The
work was scarcely begun, and all was din and confusion around the
incipient fort, when the startled Frenchmen saw the neighboring height
of St. John's swarming with naked warriors. Laudonniere set his men in
array, and for a season, pick and spade were dropped for arquebuse and
pike. The savage chief descended to the camp. The artist Le Moyne, who
saw him, drew his likeness from memory, a tall, athletic figure,
tattooed in token of his rank, plumed, bedecked with strings of beads,
and girdled with tinkling pieces of metal which hung from the belt which
formed his only garment. He came in regal state, a crowd of warriors
around him, and, in advance, a troop of young Indians armed with spears.

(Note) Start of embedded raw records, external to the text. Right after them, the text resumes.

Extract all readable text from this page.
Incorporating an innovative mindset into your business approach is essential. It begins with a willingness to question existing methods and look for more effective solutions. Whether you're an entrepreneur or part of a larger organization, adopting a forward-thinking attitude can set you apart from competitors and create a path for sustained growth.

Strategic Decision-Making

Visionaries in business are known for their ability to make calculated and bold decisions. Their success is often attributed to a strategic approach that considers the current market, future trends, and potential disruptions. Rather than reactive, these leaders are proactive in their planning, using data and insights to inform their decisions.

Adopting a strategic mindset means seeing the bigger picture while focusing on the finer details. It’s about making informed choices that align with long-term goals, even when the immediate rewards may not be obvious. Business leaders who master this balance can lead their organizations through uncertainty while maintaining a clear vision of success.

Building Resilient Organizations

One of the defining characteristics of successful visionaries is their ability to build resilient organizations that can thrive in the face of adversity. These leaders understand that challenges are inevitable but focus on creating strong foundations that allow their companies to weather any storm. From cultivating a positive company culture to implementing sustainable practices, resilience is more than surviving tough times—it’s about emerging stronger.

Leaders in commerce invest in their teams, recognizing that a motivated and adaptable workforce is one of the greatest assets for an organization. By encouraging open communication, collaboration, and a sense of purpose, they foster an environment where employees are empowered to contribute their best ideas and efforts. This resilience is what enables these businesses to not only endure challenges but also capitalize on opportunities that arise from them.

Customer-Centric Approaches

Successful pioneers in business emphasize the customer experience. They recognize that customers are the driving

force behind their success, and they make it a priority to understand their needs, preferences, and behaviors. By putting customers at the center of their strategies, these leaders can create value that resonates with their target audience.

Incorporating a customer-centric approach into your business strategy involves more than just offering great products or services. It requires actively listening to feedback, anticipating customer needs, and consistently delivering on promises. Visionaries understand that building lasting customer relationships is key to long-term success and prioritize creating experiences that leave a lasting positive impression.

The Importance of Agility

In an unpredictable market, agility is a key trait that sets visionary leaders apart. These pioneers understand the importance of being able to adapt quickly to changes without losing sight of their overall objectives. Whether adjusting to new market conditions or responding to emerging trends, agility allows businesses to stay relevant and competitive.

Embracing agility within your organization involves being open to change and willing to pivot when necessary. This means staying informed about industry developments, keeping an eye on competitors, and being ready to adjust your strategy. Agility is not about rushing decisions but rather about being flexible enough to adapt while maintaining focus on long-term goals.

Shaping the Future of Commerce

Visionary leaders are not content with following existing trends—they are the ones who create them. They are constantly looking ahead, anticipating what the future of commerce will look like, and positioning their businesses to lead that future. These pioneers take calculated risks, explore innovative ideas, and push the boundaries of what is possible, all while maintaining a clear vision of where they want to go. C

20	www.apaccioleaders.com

Twenty musicians followed, blowing hideous discord through pipes of
reeds, while he seated himself on the ground "like a monkey," as Le
Moyne has it in the grave Latin of his Brevis Narratio. A council
followed, in which broken words were aided by signs and pantomime; and a
treaty of alliance was made, Laudonniere renewing his rash promise to
aid the chief against his enemies. Satouriona, well pleased, ordered his
Indians to help the French in their work. They obeyed with alacrity, and
in two days the buildings of the fort were all thatched, after the
native fashion, with leaves of the palmetto.